= Anne Lynch (artist) =

Australian artist (born 1956)

Australian artist Anne Lynch.

Anne Lynch (born Melbourne 1956) is an Australian artist, working primarily as a draftsperson and printmaker in the genre of Outsider art. Her artwork has been shown internationally and is represented in the Self-Taught and Outsider Art Research Collection at the Callan Park Gallery for Self-Taught and Outsider Art, University of Sydney. Since 1995, Lynch has been a dedicated studio artist at Arts Project Australia in Northcote, an organization that supports the creativity and artwork of artists with an intellectual disability. Lynch's figurative pastel works evoke a sense of isolation and melancholy.

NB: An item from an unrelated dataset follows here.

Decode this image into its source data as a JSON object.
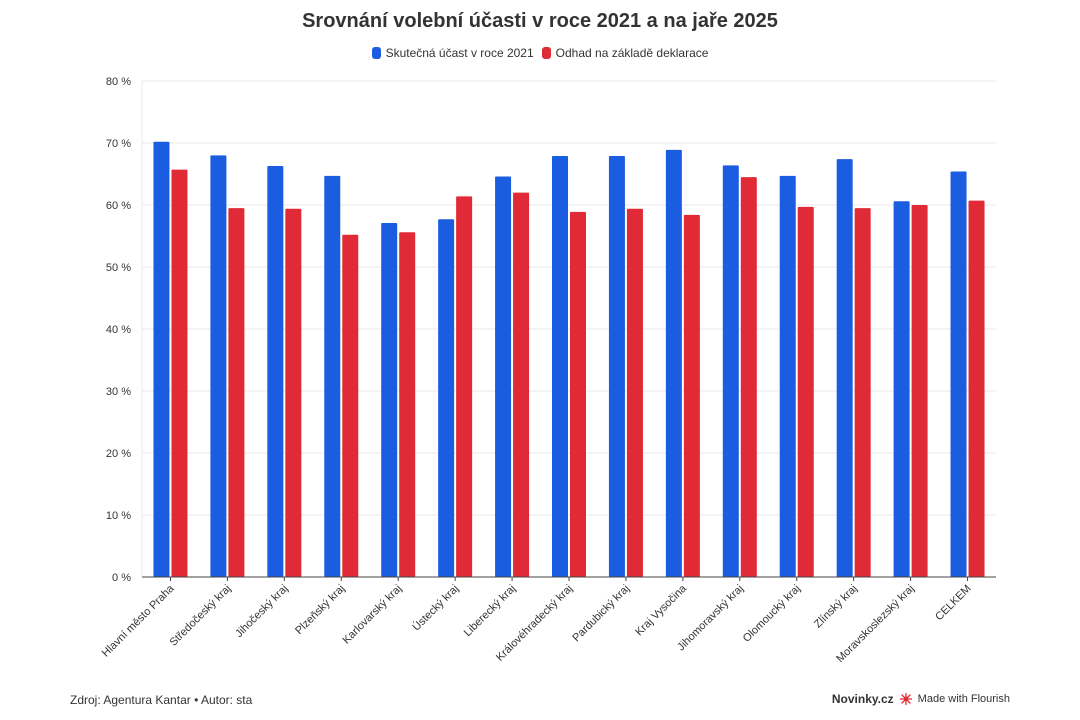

== Career, themes and style ==
In Lynch’s pastel works, she depicts lone figures over planes of colour. The Arts Project Australia website describes Lynch’s works as ‘fleeting moments in time, [which] carry an air of nostalgia and memoir.’ In 2013 Lynch presented her first solo exhibition at the Arts Project Australia Gallery and has been included in numerous group exhibitions, both locally and internationally, notably ‘Renegades: Outsider Art’, The Arts Centre Gold Coast, Surfers Paradise in 2014 and ‘Outsider Art Fair’, Phyllis Kind Gallery, New York City in 2005. As a well-known figure in Australian Outsider Art, Lynch's works are represented in collection at the National Gallery of Australia and in the Stuart Purves Collection. Lynch has further exhibited at the National Gallery of Victoria, with curator Anonda Bell noting in the exhibition catalogue Lynch's interest in aestheticising sport, writing, "Anne Lynch’s footballers and gymnasts are rendered simply in beaming colours mirroring the joy of the sporting experience."

== Solo exhibitions ==
In 2013, Anne Lynch had a solo exhibition at the Arts Project Australia Gallery, Melbourne, Australia.

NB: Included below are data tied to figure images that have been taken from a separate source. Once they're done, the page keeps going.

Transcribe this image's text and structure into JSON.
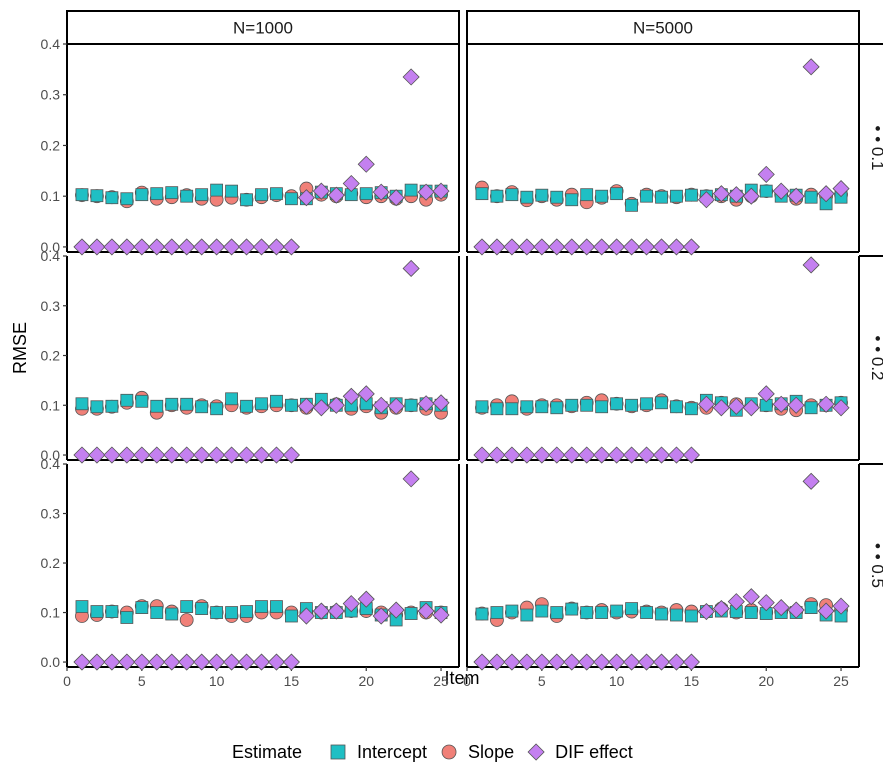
{
  "chart_data": {
    "type": "scatter",
    "xlabel": "Item",
    "ylabel": "RMSE",
    "xlim": [
      0,
      26.2
    ],
    "ylim": [
      -0.01,
      0.4
    ],
    "x_ticks": [
      0,
      5,
      10,
      15,
      20,
      25
    ],
    "y_ticks": [
      0.0,
      0.1,
      0.2,
      0.3,
      0.4
    ],
    "grid": false,
    "legend_position": "bottom",
    "legend": {
      "title": "Estimate",
      "entries": [
        {
          "name": "Intercept",
          "shape": "square",
          "color": "#1fbfc4"
        },
        {
          "name": "Slope",
          "shape": "circle",
          "color": "#f08078"
        },
        {
          "name": "DIF effect",
          "shape": "diamond",
          "color": "#c480f0"
        }
      ]
    },
    "columns": [
      "N=1000",
      "N=5000"
    ],
    "rows": [
      "• • 0.1",
      "• • 0.2",
      "• • 0.5"
    ],
    "x": [
      1,
      2,
      3,
      4,
      5,
      6,
      7,
      8,
      9,
      10,
      11,
      12,
      13,
      14,
      15,
      16,
      17,
      18,
      19,
      20,
      21,
      22,
      23,
      24,
      25
    ],
    "panels": [
      {
        "row": 0,
        "col": 0,
        "series": [
          {
            "name": "Slope",
            "values": [
              0.102,
              0.1,
              0.098,
              0.09,
              0.107,
              0.095,
              0.098,
              0.102,
              0.095,
              0.093,
              0.097,
              0.093,
              0.098,
              0.102,
              0.1,
              0.115,
              0.103,
              0.1,
              0.105,
              0.098,
              0.1,
              0.095,
              0.1,
              0.093,
              0.103
            ]
          },
          {
            "name": "Intercept",
            "values": [
              0.103,
              0.101,
              0.097,
              0.095,
              0.103,
              0.105,
              0.107,
              0.1,
              0.103,
              0.112,
              0.11,
              0.093,
              0.103,
              0.105,
              0.095,
              0.095,
              0.108,
              0.105,
              0.103,
              0.105,
              0.107,
              0.1,
              0.112,
              0.11,
              0.11
            ]
          },
          {
            "name": "DIF effect",
            "values": [
              0,
              0,
              0,
              0,
              0,
              0,
              0,
              0,
              0,
              0,
              0,
              0,
              0,
              0,
              0,
              0.097,
              0.11,
              0.102,
              0.125,
              0.163,
              0.108,
              0.097,
              0.335,
              0.108,
              0.11
            ]
          }
        ]
      },
      {
        "row": 0,
        "col": 1,
        "series": [
          {
            "name": "Slope",
            "values": [
              0.117,
              0.1,
              0.108,
              0.092,
              0.1,
              0.093,
              0.103,
              0.088,
              0.097,
              0.11,
              0.085,
              0.103,
              0.1,
              0.098,
              0.103,
              0.1,
              0.1,
              0.093,
              0.1,
              0.11,
              0.103,
              0.095,
              0.103,
              0.1,
              0.103
            ]
          },
          {
            "name": "Intercept",
            "values": [
              0.105,
              0.1,
              0.103,
              0.098,
              0.102,
              0.098,
              0.093,
              0.103,
              0.1,
              0.105,
              0.082,
              0.1,
              0.098,
              0.1,
              0.102,
              0.1,
              0.103,
              0.1,
              0.112,
              0.11,
              0.1,
              0.102,
              0.098,
              0.085,
              0.098
            ]
          },
          {
            "name": "DIF effect",
            "values": [
              0,
              0,
              0,
              0,
              0,
              0,
              0,
              0,
              0,
              0,
              0,
              0,
              0,
              0,
              0,
              0.093,
              0.105,
              0.103,
              0.1,
              0.143,
              0.11,
              0.1,
              0.355,
              0.105,
              0.115
            ]
          }
        ]
      },
      {
        "row": 1,
        "col": 0,
        "series": [
          {
            "name": "Slope",
            "values": [
              0.093,
              0.093,
              0.097,
              0.105,
              0.115,
              0.085,
              0.1,
              0.095,
              0.1,
              0.098,
              0.1,
              0.095,
              0.098,
              0.1,
              0.1,
              0.095,
              0.1,
              0.102,
              0.093,
              0.098,
              0.085,
              0.095,
              0.1,
              0.093,
              0.085
            ]
          },
          {
            "name": "Intercept",
            "values": [
              0.103,
              0.097,
              0.098,
              0.11,
              0.108,
              0.098,
              0.102,
              0.102,
              0.097,
              0.093,
              0.113,
              0.098,
              0.103,
              0.108,
              0.1,
              0.102,
              0.112,
              0.1,
              0.1,
              0.103,
              0.095,
              0.103,
              0.1,
              0.103,
              0.1
            ]
          },
          {
            "name": "DIF effect",
            "values": [
              0,
              0,
              0,
              0,
              0,
              0,
              0,
              0,
              0,
              0,
              0,
              0,
              0,
              0,
              0,
              0.098,
              0.095,
              0.1,
              0.118,
              0.123,
              0.1,
              0.098,
              0.375,
              0.103,
              0.105
            ]
          }
        ]
      },
      {
        "row": 1,
        "col": 1,
        "series": [
          {
            "name": "Slope",
            "values": [
              0.095,
              0.1,
              0.108,
              0.093,
              0.1,
              0.1,
              0.098,
              0.105,
              0.11,
              0.103,
              0.098,
              0.1,
              0.11,
              0.098,
              0.095,
              0.095,
              0.105,
              0.102,
              0.098,
              0.1,
              0.093,
              0.09,
              0.1,
              0.1,
              0.105
            ]
          },
          {
            "name": "Intercept",
            "values": [
              0.097,
              0.093,
              0.093,
              0.097,
              0.097,
              0.095,
              0.1,
              0.1,
              0.097,
              0.103,
              0.1,
              0.103,
              0.105,
              0.097,
              0.093,
              0.11,
              0.105,
              0.09,
              0.103,
              0.1,
              0.103,
              0.108,
              0.095,
              0.1,
              0.105
            ]
          },
          {
            "name": "DIF effect",
            "values": [
              0,
              0,
              0,
              0,
              0,
              0,
              0,
              0,
              0,
              0,
              0,
              0,
              0,
              0,
              0,
              0.102,
              0.095,
              0.098,
              0.095,
              0.123,
              0.102,
              0.1,
              0.382,
              0.102,
              0.095
            ]
          }
        ]
      },
      {
        "row": 2,
        "col": 0,
        "series": [
          {
            "name": "Slope",
            "values": [
              0.093,
              0.095,
              0.102,
              0.1,
              0.113,
              0.113,
              0.102,
              0.085,
              0.113,
              0.1,
              0.093,
              0.093,
              0.1,
              0.1,
              0.1,
              0.1,
              0.1,
              0.102,
              0.103,
              0.103,
              0.1,
              0.095,
              0.1,
              0.1,
              0.1
            ]
          },
          {
            "name": "Intercept",
            "values": [
              0.112,
              0.102,
              0.102,
              0.09,
              0.11,
              0.1,
              0.097,
              0.112,
              0.108,
              0.1,
              0.1,
              0.102,
              0.112,
              0.112,
              0.093,
              0.108,
              0.1,
              0.1,
              0.103,
              0.108,
              0.095,
              0.085,
              0.098,
              0.11,
              0.1
            ]
          },
          {
            "name": "DIF effect",
            "values": [
              0,
              0,
              0,
              0,
              0,
              0,
              0,
              0,
              0,
              0,
              0,
              0,
              0,
              0,
              0,
              0.093,
              0.103,
              0.103,
              0.118,
              0.127,
              0.093,
              0.105,
              0.37,
              0.103,
              0.095
            ]
          }
        ]
      },
      {
        "row": 2,
        "col": 1,
        "series": [
          {
            "name": "Slope",
            "values": [
              0.098,
              0.085,
              0.1,
              0.11,
              0.117,
              0.093,
              0.108,
              0.1,
              0.105,
              0.1,
              0.102,
              0.102,
              0.1,
              0.105,
              0.102,
              0.102,
              0.108,
              0.1,
              0.105,
              0.1,
              0.102,
              0.102,
              0.117,
              0.115,
              0.105
            ]
          },
          {
            "name": "Intercept",
            "values": [
              0.097,
              0.1,
              0.103,
              0.095,
              0.103,
              0.1,
              0.107,
              0.1,
              0.1,
              0.103,
              0.108,
              0.1,
              0.097,
              0.095,
              0.093,
              0.102,
              0.103,
              0.102,
              0.1,
              0.098,
              0.1,
              0.1,
              0.11,
              0.095,
              0.093
            ]
          },
          {
            "name": "DIF effect",
            "values": [
              0,
              0,
              0,
              0,
              0,
              0,
              0,
              0,
              0,
              0,
              0,
              0,
              0,
              0,
              0,
              0.102,
              0.108,
              0.122,
              0.132,
              0.12,
              0.11,
              0.105,
              0.365,
              0.103,
              0.113
            ]
          }
        ]
      }
    ]
  }
}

== Selected group exhibitions ==
The artwork of Ann Lynch has been included in several group exhibitions, including:
- Annual Gala Exhibition, Arts Project Australia Gallery, Melbourne (2015)
- Renegades: Outsider Art, The Arts Centre Gold Coast, Surfers Paradise, QLD (2014)
- Classic Albums, Tanks Art Centre, Cairns, QLD (2013)
- National Gallery of Victoria 150th event, Melbourne (2011)
- BloodLines: Art and the Horse, Latrobe Regional Gallery, Morwell, Victoria (2008)
- Outsider Art Fair, New York, United States. Hosted by the Phyllis Kind Gallery, New York (2005).
- Home Sweet Home: Works from the Peter Fay Collection, National Gallery of Australia Travelling exhibition (2005).
- Lynch was included in the 2nd Annual Intuit Show of Folk and Outsider Art, Chicago, United States, Hosted by the Phyllis Kind Gallery, New York (2004)
- Art of the Sacred Heart, Arts Project Australia Greenaway Art Gallery, Adelaide (2001).
- Arterial - Artists from Arts Project Australia, Paralympic Arts Festival, Sydney Opera House (2000)
- Connected, Geelong Art Gallery, Geelong (1999)
- Centre d’Art Differencié, Liége, Belgium (1996)
- Vita Gallery, Portland, Oregon (1995).

== Collections ==
Lynch’s work is represented in private collections and in the National Gallery of Australia collection (Accession No: NGA 2002.431.93) and the Stuart Purves Collection.